With regard to religion, techno-secularism attempts to empty out the
doctrinal teaching from religious belief in order to co-opt religion’s ability
to change lives and to generate major social movements that are, in James’s
terms, religion’s cash value. Techno-secularism has a fear of religion’s ability
to motivate people and social events effectively and occasionally attempts
to refocus religious belief from religious ends to those in line with
the aims of the bureaucratic state. For religion to “work,” however, the
religious believer must actually think that the objects of his or her beliefs
are real and that the doctrines of his or her religion are true. Technosecularism
hits the fatal shoals on this point, for it cannot provide a doctrine
that it believes itself and yet will motivate others in a religious way.5
Unable to divorce cause from effect, that is, the content of religious belief
from its effectiveness as a personal motivator and social force, techno-secularism
relies on the smooth and unnoticed transition from faith-based explanations
to scientific causes, as a result not of logical arguments but of
the ubiquity of technology in our daily lives. Thus has magic made a
revival as the unseen scientific causes of technology are appealed to for the
improvement of our lives while true religion is trivialized and marginalized
seemingly without effort.
Must magic prevail? Modern science and revealed religion are united
on the point that “magic” in the ancient sense, by which incantation and
commerce with spirits could influence fate, is a superstition unworthy of
acceptance by educated people, and in modern times “magic” has come to
describe a form of entertainment in which a magician performs tricks and
illusions on stage. The doves do not appear magically from the wave of a
colorful kerchief but were already in the magician’s sleeve; the woman does
not really float in the air but is is suspended on thin wires hidden by the
darkened stage. The magic that prevails in the dominance of technology
in contemporary life is also a form of fakery, for its effects depend on the
highly trained intelligence and hard, sustained work of armies of scientists,
researchers, technicians, and planners, all of whom work on materials already
provided in nature. Tertullian, who was quoted at the beginning of
this essay, also said, in a controversy about Creation, “If I give you a rose,
will you disdain its creator?” The technologist would reply that the rose is
fabricated, first by selective breeding and subsequently by genetic engineering;
but first there was the rose itself, the rose as a natural phenomenon,
the rose that is a symbol of mystical intuition of Creation.
John C. Caiazza 21
NOTES
A version of this article first appeared in Modern Age: A Quarterly Review (Summer 2002) and
is reprinted with permission of the publisher.

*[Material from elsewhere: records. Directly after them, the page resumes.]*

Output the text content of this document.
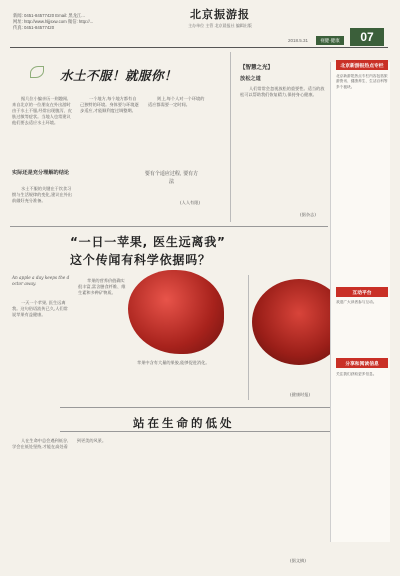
新闻: 0451-84577420 Email: 黑龙江...
网址: http://www.hljjsxw.com 微信: http://...
传真: 0451-84577420
北京振游报
主办单位 主管 北京晨报社 编辑出版
2018.5.31	视健·健康	07
水土不服！就服你！
据几位小编亲历一则趣闻,来自北京的一位朋友在外出游时由于水土不服,经常出现腹泻、皮肤过敏等症状。当地人也常建议他们要去适应水土环境。
实际还是充分理解的结论
水土不服的关键在于饮食习惯与生活规律的变化,建议在外出前做好充分准备。
一个地方,每个地方都有自己独特的环境。身体要与环境逐步适应,才能顺利度过调整期。
则上,每个人对一个环境的适应都需要一定时间。
要有个适应过程, 要有方法
(人人有限)
【智慧之光】
放松之道
人们常常会忽视放松的重要性。适当的放松可以帮助我们恢复精力,保持身心健康。
(据杂志)
“一日一苹果, 医生远离我”
这个传闻有科学依据吗？
An apple a day keeps the doctor away.
一天一个苹果, 医生远离我。这句俗语流传已久,人们常说苹果有益健康。
苹果的营养价值确实很丰富,富含膳食纤维、维生素和多种矿物质。
苹果中含有大量的果胶,能够促进消化。
(健康时报)
站在生命的低处
人在生命中总会遇到低谷,学会在低处坚持,才能在高处看到更美的风景。
(据文摘)
北京新游报热点专栏
北京新游报热点专栏内容包括旅游资讯、健康养生、生活百科等多个板块。
互动平台
欢迎广大读者参与互动。
分享和阅读信息
关注我们获取更多信息。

1. The terms orthodox Darwinism and central dogma are frequently, and revealingly, used by
evolutionary scientists to describe the core tenets of the contemporary theory of evolution. Gould
is not seen as someone who subscribed to the orthodox view.
2. The text of the debate is available at http://www.ditext.com/russell/debate.html.
3. James’s appreciation for the cash value of ideas reflects the fact that the family had been left
well-to-do by the financial success of his grandfather, which enabled William, his brother Henry,
and their father Henry Sr. to pursue lives of study and writing.
4. Quotation is found at http://www.quotationspage.com/quotes/Arthur_C._Clarke.
5. Dianetics, the movement founded by science-fiction writer L. Ron Hubbard, is an explicit
attempt to organize a religion on a technological basis that has not been notably successful except
among those in the entertainment community.